The fair receives money from a countywide bed tax, but that money can’t be used for operating costs; it’s only for capital-improvement projects, such as new buildings, Wright said.
The fair board has long planned a new, 24,080-square-foot Agriculture Building to replace a smaller Junior Fair building constructed in 1964.
Thanks to the bed tax, Wright said, construction of the building could start in three weeks.
The pandemic already had battered the fair’s income by canceling a number of events held on a nearly weekly basis at the fairgrounds during a normal year, Wright said.
Also affected by DeWine’s order are a number of businesses that show up at the county fair to make money, said fair manager Sandra Kuhn.
She said about half the number of indoor vendors and 75% of the outdoor vendors attending a normal fair had said they planned to attend this year’s event.
“Most of them were willing to come and wanted to come,” Kuhn said.
During a routine year, Wright said, fair board members help plan and monitor specific activities at the fair, such as motorsports.

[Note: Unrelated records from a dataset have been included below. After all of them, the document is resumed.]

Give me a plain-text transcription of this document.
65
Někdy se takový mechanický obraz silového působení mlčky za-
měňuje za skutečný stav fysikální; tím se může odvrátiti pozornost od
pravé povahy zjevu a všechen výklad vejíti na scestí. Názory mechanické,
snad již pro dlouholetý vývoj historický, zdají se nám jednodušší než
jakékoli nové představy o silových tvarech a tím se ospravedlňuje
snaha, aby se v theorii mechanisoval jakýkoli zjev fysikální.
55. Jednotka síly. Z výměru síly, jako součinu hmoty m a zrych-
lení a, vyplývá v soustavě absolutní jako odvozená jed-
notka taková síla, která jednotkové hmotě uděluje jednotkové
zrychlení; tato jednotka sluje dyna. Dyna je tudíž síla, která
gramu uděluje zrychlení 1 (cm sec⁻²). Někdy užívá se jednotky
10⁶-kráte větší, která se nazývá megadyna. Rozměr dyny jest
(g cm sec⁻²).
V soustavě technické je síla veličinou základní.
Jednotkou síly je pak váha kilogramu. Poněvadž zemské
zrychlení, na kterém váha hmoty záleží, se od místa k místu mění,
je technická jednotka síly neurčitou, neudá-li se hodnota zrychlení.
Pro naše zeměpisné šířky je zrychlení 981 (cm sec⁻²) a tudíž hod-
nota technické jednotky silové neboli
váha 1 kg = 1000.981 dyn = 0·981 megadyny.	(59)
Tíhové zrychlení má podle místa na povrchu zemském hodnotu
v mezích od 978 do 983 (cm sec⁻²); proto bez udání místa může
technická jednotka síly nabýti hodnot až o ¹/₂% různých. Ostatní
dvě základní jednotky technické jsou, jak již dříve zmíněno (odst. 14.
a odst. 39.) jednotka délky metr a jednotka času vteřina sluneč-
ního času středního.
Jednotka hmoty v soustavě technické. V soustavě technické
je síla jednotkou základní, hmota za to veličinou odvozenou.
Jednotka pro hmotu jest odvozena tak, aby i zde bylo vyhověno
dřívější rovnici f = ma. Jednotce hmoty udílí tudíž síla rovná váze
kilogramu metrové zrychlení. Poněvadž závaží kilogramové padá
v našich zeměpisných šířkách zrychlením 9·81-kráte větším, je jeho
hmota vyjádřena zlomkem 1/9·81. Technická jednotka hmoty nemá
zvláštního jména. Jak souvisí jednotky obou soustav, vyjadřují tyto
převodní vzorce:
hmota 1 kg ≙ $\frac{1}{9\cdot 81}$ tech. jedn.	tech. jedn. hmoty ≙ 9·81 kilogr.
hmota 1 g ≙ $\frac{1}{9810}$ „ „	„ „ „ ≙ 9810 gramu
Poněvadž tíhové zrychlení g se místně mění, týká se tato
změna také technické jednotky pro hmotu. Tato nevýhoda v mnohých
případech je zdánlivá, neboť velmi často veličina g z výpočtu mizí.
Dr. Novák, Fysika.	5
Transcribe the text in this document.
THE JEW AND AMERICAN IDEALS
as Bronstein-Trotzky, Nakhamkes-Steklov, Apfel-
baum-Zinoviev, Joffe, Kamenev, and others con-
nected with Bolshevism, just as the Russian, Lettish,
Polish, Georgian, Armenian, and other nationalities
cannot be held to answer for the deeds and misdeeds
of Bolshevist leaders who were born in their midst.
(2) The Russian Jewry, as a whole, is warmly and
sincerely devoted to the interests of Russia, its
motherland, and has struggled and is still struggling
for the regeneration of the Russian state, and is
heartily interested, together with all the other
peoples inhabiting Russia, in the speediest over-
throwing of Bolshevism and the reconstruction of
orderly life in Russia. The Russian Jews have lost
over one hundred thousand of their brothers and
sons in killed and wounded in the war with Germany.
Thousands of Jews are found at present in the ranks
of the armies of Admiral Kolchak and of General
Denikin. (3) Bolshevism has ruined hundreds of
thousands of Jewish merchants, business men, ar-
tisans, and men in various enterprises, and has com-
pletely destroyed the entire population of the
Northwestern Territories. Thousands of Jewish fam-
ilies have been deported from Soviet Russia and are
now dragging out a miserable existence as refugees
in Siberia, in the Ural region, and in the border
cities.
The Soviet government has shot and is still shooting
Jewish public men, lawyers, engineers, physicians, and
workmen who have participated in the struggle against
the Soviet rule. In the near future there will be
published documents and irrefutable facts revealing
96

Stripped of such duties this year, he said, other board members approached him after the fair board meeting asking how they could help with this year’s races.
“It’s really a nice board of folks. Their hearts are in the right place,” he said.
Despite the pandemic, Kuhn said, the fairgrounds hasn’t been stripped of every bit of fun for the general public.
The fairgrounds has hosted two Food Frenzies in June and July, with several food-concession trailers and trucks providing some off-season county-fair food.
The concessions will be at the fairgrounds Saturday, Aug. 1, and will return Aug. 21-23.